Binary Builder can be constructed with encodePrim/encodePrimLE/encodePrimBE, let’s still take MessagePack str format as an example:
import Data.Bits
import Data.Word
import qualified Z.Data.Builder as B
import qualified Z.Data.Text as T
import qualified Z.Data.Vector as V
msgStr :: T.Text -> B.Builder ()
msgStr t = do
let bs = T.getUTF8Bytes t
case V.length bs of
len | len <= 31 -> B.word8 (0xA0 .|. fromIntegral len)
| len < 0x100 -> B.encodePrim (0xD9 :: Word8, fromIntegral len :: Word8)

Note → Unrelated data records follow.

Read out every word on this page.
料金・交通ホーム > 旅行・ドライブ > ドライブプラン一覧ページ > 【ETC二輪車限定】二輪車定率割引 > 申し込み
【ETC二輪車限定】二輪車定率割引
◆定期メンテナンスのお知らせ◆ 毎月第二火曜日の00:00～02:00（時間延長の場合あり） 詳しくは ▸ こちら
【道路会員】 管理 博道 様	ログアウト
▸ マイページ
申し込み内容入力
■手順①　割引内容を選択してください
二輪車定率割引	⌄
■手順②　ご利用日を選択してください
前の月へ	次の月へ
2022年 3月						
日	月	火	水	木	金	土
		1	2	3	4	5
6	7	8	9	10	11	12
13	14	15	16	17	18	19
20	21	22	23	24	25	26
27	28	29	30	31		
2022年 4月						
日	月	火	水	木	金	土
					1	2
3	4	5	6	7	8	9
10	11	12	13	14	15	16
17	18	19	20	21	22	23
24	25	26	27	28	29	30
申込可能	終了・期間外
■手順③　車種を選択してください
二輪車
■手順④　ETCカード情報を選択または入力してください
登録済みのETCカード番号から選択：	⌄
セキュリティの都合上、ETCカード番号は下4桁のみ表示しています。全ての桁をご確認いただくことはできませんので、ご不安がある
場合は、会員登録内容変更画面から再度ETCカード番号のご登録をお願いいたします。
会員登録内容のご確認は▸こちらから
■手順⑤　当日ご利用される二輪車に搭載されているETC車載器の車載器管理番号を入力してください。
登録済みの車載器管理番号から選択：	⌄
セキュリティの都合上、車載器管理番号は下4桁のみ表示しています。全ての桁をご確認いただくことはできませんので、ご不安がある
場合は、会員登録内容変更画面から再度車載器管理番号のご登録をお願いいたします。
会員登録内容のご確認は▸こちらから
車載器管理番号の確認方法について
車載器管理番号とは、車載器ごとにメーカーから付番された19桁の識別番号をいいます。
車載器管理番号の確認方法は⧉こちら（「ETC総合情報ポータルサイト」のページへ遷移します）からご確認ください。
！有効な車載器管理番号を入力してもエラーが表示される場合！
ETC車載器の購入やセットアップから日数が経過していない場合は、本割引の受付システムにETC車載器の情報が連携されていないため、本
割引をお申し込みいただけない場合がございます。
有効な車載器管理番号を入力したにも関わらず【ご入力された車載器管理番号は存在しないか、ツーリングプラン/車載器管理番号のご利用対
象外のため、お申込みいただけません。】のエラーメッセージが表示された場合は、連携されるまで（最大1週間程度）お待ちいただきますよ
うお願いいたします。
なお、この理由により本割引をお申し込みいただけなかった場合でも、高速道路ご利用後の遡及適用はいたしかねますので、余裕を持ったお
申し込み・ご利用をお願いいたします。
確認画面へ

| len < 0x10000 -> B.encodePrim (0xDA :: Word8, BE (fromIntegral len :: Word16))
| otherwise -> B.encodePrim (0xDB :: Word8, BE (fromIntegral len :: Word32))
B.bytes bs
Note that we directly use Unalign a, Unalign b => Unalign (a, b) instance to write serveral primitive types in a row, The Unalign class provide basic reading and writing facilities to read primitive types from and to raw bytes(with unaligned offset).
Text formatting with Builder
Different from other standard libraries which usually provide printf or similar, in Z directly using Builder to format text is recommended:
-- Similar to print("The result are %d, %d", x, y)
-- If you can ensure all Builders will write UTF-8 encoded bytes,
-- you can use unsafeBuildText to save a validation
B.unsafeBuildText $ do
"The result are " >> B.double x >> ", " >> B.double y
-- Or use do syntax
B.unsafeBuildText $ do
"The result are "
B.double x
", "
B.double y
...
The strength of monadic Builder is that you can reuse all control structure from Control.Monad, such as conditions, loops, etc. Builder () has an IsString instance which can wrap writing literals in UTF-8 encoding, with some modifications:
\NULwill be written as\xC0\x80.\xD800~\xDFFFwill be encoded in three bytes as normal UTF-8 codepoints.
It’s safe to put an string literal inside a unsafeBuildText as long as you don’t write \0 or \55296 ~ \57343.